Ya, sure, I guess you could get some lobby signage to welcome guests and inform employees, but corporate digital signage doesn't always have to be that boring. Portland, OR-based application developer, Panic, certainly doesn't think so.

As a company grows (and gets busier), jotting down important dates, project pipelines, tasks and other business data on a big white board can helpful to get a perspective of where the company's at and where its headed. Its not very "real-time" and a lot of important data that can be helpful to employees is stuck in disparate locations like email programs, CRM's and manager's heads.

The people at Panic solved that problem in an elegant and tech-savvy fashion: The Panic Status Board (pictured above). What started as a simple project status board ended up becoming a hub of information for Panic employees—and they're not done yet.

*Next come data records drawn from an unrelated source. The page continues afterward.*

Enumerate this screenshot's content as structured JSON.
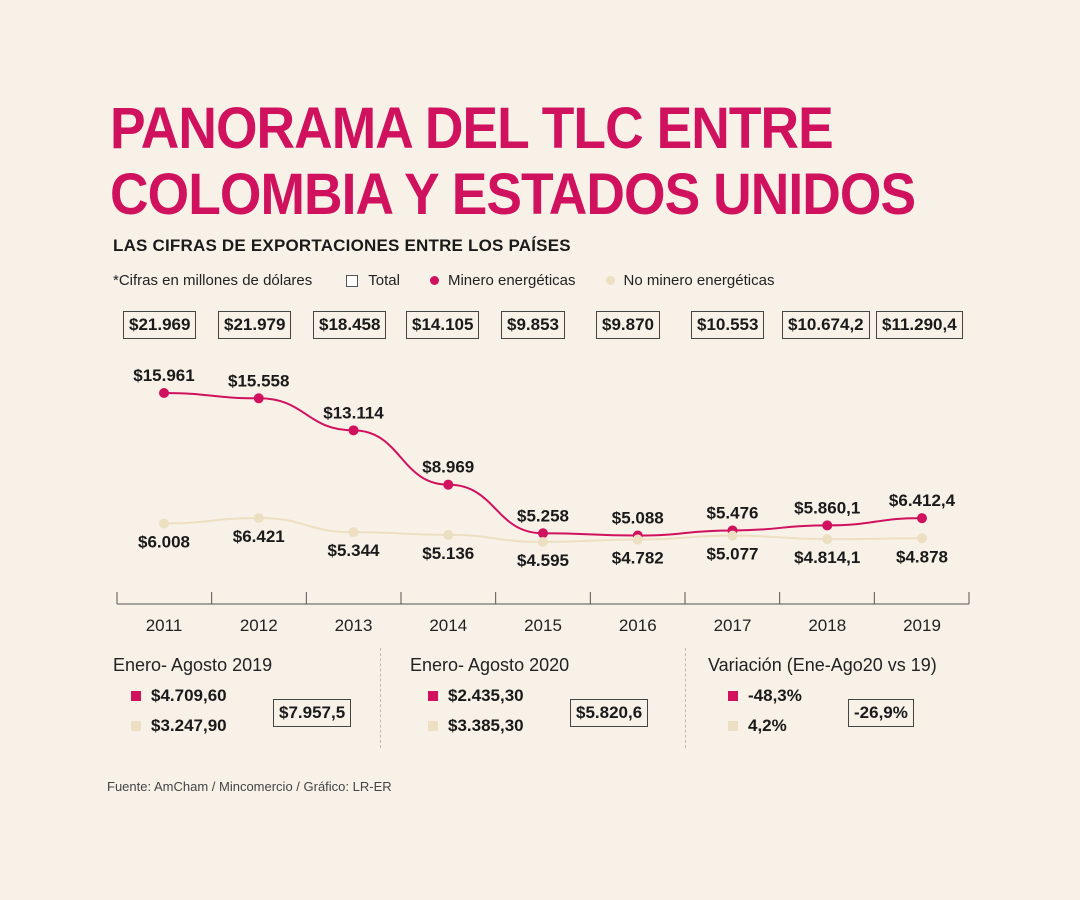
{
  "header": {
    "title_line1": "PANORAMA DEL TLC ENTRE",
    "title_line2": "COLOMBIA Y ESTADOS UNIDOS",
    "subtitle": "LAS CIFRAS DE EXPORTACIONES ENTRE LOS PAÍSES",
    "note": "*Cifras en millones de dólares"
  },
  "legend": {
    "total": "Total",
    "minero": "Minero energéticas",
    "no_minero": "No minero energéticas"
  },
  "colors": {
    "minero": "#d0115e",
    "no_minero": "#ecdfc2",
    "axis": "#555555",
    "title": "#d0115e"
  },
  "chart_data": {
    "type": "line",
    "categories": [
      "2011",
      "2012",
      "2013",
      "2014",
      "2015",
      "2016",
      "2017",
      "2018",
      "2019"
    ],
    "total_labels": [
      "$21.969",
      "$21.979",
      "$18.458",
      "$14.105",
      "$9.853",
      "$9.870",
      "$10.553",
      "$10.674,2",
      "$11.290,4"
    ],
    "series": [
      {
        "name": "Minero energéticas",
        "values": [
          15961,
          15558,
          13114,
          8969,
          5258,
          5088,
          5476,
          5860.1,
          6412.4
        ],
        "labels": [
          "$15.961",
          "$15.558",
          "$13.114",
          "$8.969",
          "$5.258",
          "$5.088",
          "$5.476",
          "$5.860,1",
          "$6.412,4"
        ]
      },
      {
        "name": "No minero energéticas",
        "values": [
          6008,
          6421,
          5344,
          5136,
          4595,
          4782,
          5077,
          4814.1,
          4878
        ],
        "labels": [
          "$6.008",
          "$6.421",
          "$5.344",
          "$5.136",
          "$4.595",
          "$4.782",
          "$5.077",
          "$4.814,1",
          "$4.878"
        ]
      }
    ],
    "ylim": [
      4000,
      16000
    ]
  },
  "summary": [
    {
      "period": "Enero- Agosto 2019",
      "minero": "$4.709,60",
      "no_minero": "$3.247,90",
      "total": "$7.957,5"
    },
    {
      "period": "Enero- Agosto 2020",
      "minero": "$2.435,30",
      "no_minero": "$3.385,30",
      "total": "$5.820,6"
    },
    {
      "period": "Variación (Ene-Ago20 vs 19)",
      "minero": "-48,3%",
      "no_minero": "4,2%",
      "total": "-26,9%"
    }
  ],
  "source": "Fuente: AmCham / Mincomercio / Gráfico: LR-ER"
}
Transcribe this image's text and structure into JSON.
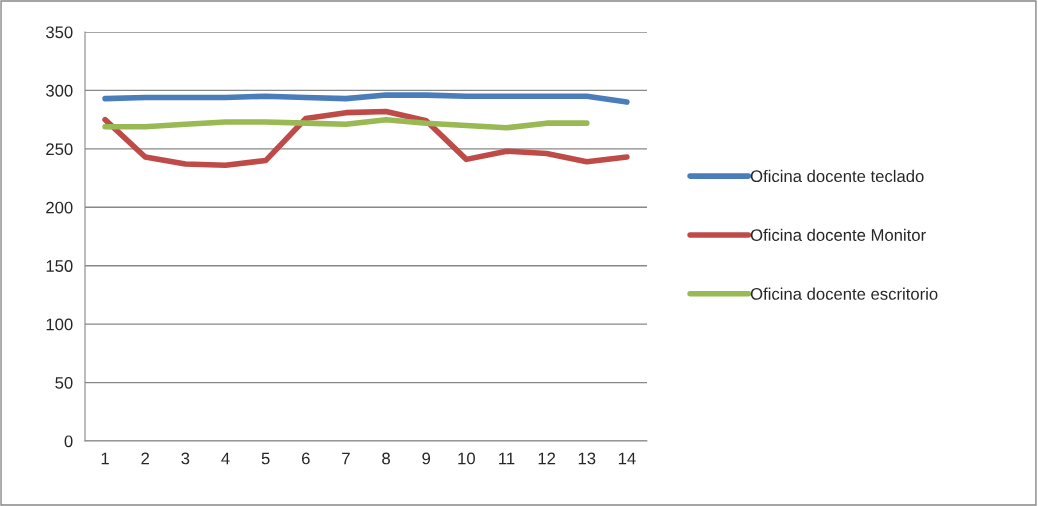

The Panic Status board is basically a HTML page on their intranet that auto-updates using AJAX and displays the following company information:
  • E-Mail Queue — number of messages / number of days.
  • Project Status
  • Important Countdowns
  • Revenue — comparing yesterday to the day before
  • Live Tri-Met Bus Arrivals
  • The Panic Calendar
  • Employee Twitter Messages
  • Any @Panic Twitter Messages — not moderated ;)

According to their blog, Panic employees really seem to like the implementation of corporate digital signage. The project numbers aren't viewed as management saying "why isn't this done yet?" but more of a "This is where we're at". The board also provides positive reinforcements like substituting a champagne bottle icon when a project goes to zero.

The implementation is very "professional meets DIY". The content, designed in airport schedule-style simplicity, is displayed in portrait on a ultra-thin bezel pro panel: Samsung's 460UXN-2. The page is run in Google Chrome with a lot of programming in PHP. One of the really interesting parts of the design (at least I find) is that it isn't using images (except for icons), the eye-candy is all CSS3 /WebKit.